The framework employs selective distillation guided by three unsupervised trust
metrics: (1) Self-Consistency, which measures the stability of LLM-generated
rationales across multiple generations; (2) Class Entailment Alignment, which
assesses semantic coherence with patent-specific class definitions; and (3) LLM
Agreement Scoring, which validates rationale-label plausibility. These metrics
are integrated into a unified trust score that primarily weights training
samples while optionally filtering out extremely low-trust cases, enabling
reasoning-aware supervision. Experiments on the USPTO-2M dataset, a widely used
benchmark for patent classification, show that our method outperforms
label-based learning and conventional distillation in accuracy, stability, and
interpretability, establishing a reliable paradigm for leveraging
reasoning-aware trust indicators in patent analytics.
Key Contributions
This paper introduces Self-Filtered Distillation, a novel framework for patent classification that treats LLM-generated rationales as trust signals rather than ground-truth supervision.

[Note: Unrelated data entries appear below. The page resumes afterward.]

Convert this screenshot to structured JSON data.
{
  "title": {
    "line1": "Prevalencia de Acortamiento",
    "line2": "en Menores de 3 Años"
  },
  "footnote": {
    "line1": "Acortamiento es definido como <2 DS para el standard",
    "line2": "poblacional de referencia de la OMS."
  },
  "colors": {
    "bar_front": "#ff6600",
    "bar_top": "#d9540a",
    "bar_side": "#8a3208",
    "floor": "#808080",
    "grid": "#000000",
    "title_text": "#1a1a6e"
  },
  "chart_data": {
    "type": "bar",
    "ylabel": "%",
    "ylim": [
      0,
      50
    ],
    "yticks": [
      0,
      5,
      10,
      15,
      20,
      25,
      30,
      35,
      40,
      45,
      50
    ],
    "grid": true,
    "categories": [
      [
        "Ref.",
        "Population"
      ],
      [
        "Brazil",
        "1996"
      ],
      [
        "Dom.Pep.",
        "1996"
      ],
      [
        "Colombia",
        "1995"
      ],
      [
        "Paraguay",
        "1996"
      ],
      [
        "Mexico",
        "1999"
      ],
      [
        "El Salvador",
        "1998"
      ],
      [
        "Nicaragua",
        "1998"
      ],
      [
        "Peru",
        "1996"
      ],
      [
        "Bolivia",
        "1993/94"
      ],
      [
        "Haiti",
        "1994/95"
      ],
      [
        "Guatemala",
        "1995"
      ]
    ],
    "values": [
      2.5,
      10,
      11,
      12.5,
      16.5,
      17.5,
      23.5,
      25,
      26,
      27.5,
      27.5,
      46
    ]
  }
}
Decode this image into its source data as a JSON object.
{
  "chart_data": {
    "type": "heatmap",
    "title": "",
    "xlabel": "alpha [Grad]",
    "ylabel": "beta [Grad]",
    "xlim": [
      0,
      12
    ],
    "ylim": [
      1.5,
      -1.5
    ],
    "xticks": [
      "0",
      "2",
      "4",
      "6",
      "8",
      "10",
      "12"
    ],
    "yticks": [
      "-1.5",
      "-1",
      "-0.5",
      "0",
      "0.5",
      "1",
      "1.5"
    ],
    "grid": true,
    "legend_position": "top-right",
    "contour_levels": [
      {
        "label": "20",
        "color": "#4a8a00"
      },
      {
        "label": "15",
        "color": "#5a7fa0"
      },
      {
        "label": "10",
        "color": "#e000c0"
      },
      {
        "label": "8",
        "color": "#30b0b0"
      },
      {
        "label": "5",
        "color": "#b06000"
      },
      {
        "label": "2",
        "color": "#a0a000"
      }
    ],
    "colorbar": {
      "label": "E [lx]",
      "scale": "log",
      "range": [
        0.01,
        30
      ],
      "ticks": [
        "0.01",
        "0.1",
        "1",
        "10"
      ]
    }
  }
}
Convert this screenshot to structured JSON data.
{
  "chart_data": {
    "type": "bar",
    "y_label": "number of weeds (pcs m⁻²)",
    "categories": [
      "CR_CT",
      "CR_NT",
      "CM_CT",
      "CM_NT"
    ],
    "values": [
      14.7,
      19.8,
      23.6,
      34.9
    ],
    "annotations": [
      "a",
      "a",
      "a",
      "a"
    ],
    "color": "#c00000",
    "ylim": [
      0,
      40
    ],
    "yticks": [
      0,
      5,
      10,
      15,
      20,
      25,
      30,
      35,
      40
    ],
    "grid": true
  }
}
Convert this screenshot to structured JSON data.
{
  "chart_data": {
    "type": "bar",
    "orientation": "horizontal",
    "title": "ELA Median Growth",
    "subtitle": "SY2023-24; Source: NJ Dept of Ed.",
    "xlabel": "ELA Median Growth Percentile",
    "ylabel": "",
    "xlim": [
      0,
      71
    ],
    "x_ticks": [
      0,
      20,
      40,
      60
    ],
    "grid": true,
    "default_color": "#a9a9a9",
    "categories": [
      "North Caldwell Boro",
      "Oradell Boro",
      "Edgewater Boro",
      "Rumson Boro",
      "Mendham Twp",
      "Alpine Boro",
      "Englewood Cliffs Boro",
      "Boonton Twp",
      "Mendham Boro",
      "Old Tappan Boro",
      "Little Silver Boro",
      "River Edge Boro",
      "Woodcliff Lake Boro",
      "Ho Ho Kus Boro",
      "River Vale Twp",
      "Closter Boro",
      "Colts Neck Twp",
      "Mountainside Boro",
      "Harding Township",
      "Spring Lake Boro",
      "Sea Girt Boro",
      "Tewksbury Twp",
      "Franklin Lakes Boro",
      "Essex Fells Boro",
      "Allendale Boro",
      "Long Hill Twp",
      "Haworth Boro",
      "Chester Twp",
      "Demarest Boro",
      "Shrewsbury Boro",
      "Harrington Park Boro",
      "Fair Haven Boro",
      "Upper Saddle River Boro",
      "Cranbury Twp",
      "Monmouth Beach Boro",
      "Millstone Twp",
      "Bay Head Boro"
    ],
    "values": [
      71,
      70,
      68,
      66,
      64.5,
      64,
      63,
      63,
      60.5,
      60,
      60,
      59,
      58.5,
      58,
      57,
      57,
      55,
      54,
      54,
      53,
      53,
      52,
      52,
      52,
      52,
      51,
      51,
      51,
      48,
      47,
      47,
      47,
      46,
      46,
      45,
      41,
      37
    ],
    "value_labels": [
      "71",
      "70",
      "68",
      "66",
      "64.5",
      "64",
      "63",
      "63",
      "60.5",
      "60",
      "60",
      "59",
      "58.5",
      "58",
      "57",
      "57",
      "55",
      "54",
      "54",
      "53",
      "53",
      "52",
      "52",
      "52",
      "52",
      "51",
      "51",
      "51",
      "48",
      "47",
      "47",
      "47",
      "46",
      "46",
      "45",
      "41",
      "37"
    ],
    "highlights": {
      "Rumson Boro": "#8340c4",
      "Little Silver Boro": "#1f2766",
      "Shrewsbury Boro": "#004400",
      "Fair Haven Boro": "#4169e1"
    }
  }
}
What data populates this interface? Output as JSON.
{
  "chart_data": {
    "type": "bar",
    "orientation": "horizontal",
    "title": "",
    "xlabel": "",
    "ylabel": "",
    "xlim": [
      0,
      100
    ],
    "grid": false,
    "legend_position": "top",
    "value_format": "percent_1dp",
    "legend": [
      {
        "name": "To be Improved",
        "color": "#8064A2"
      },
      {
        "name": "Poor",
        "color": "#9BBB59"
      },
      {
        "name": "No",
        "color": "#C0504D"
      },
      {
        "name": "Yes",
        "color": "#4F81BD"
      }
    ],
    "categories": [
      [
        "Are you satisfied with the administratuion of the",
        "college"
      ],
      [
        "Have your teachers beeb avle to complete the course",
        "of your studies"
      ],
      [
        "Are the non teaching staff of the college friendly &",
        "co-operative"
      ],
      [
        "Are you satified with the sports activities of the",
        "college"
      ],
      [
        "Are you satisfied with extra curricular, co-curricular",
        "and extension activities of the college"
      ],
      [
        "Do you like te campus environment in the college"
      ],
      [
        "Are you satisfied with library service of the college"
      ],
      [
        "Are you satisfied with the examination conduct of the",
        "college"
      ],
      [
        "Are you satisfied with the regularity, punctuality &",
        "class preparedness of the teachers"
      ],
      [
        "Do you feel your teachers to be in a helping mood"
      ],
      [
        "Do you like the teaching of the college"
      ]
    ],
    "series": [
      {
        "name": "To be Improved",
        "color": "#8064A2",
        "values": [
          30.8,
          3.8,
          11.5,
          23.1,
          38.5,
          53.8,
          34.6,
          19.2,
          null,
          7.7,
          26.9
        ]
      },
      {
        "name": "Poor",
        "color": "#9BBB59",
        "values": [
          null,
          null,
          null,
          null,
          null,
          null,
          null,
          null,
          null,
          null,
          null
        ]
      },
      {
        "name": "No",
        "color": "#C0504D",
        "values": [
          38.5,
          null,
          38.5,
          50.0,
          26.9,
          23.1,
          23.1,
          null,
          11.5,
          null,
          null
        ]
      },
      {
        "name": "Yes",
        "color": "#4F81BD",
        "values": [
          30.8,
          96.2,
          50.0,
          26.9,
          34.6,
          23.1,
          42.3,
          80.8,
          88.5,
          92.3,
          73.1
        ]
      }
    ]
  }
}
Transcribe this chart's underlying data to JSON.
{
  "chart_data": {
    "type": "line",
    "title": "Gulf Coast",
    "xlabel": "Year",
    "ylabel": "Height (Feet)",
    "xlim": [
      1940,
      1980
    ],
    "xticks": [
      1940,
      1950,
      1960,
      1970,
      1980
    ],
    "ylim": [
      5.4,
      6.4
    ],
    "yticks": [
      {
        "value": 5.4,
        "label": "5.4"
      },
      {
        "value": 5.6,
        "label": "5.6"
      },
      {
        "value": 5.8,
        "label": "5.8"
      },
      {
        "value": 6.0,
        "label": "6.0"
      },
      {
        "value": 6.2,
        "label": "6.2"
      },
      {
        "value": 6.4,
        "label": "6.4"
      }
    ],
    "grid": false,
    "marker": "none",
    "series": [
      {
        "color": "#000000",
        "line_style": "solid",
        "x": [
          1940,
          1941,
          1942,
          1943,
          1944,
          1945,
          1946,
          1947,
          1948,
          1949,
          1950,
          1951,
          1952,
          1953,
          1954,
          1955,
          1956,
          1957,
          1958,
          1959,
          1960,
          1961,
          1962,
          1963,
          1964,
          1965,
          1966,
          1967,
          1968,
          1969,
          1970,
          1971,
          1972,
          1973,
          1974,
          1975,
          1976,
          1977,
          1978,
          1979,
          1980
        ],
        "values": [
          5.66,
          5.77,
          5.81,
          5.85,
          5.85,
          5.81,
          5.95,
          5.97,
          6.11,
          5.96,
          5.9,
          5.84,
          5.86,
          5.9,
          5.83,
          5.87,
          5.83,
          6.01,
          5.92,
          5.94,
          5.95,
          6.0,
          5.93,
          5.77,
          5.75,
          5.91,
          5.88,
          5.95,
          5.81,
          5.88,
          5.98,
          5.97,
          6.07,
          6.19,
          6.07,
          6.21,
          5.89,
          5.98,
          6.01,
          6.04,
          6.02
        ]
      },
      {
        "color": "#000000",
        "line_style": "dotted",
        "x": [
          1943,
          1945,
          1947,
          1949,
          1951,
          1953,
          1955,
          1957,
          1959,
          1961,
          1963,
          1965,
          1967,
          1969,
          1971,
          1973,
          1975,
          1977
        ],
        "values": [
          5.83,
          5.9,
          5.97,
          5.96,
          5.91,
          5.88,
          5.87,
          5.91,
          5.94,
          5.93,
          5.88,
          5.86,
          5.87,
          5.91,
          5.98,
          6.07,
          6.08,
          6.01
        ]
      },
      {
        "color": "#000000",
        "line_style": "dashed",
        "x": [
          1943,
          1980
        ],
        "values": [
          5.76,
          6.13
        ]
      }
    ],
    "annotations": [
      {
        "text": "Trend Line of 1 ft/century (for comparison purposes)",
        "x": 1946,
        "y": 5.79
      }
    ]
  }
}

It addresses the issue of noisy and unreliable LLM rationales by employing three unsupervised trust metrics (Self-Consistency, Class Entailment Alignment, LLM Agreement Scoring) to selectively distill knowledge, thereby improving training stability and reliability.
Business Value
Enhances the accuracy and reliability of automated patent classification systems, which can significantly reduce manual review costs and speed up the patent examination process for legal firms and patent offices.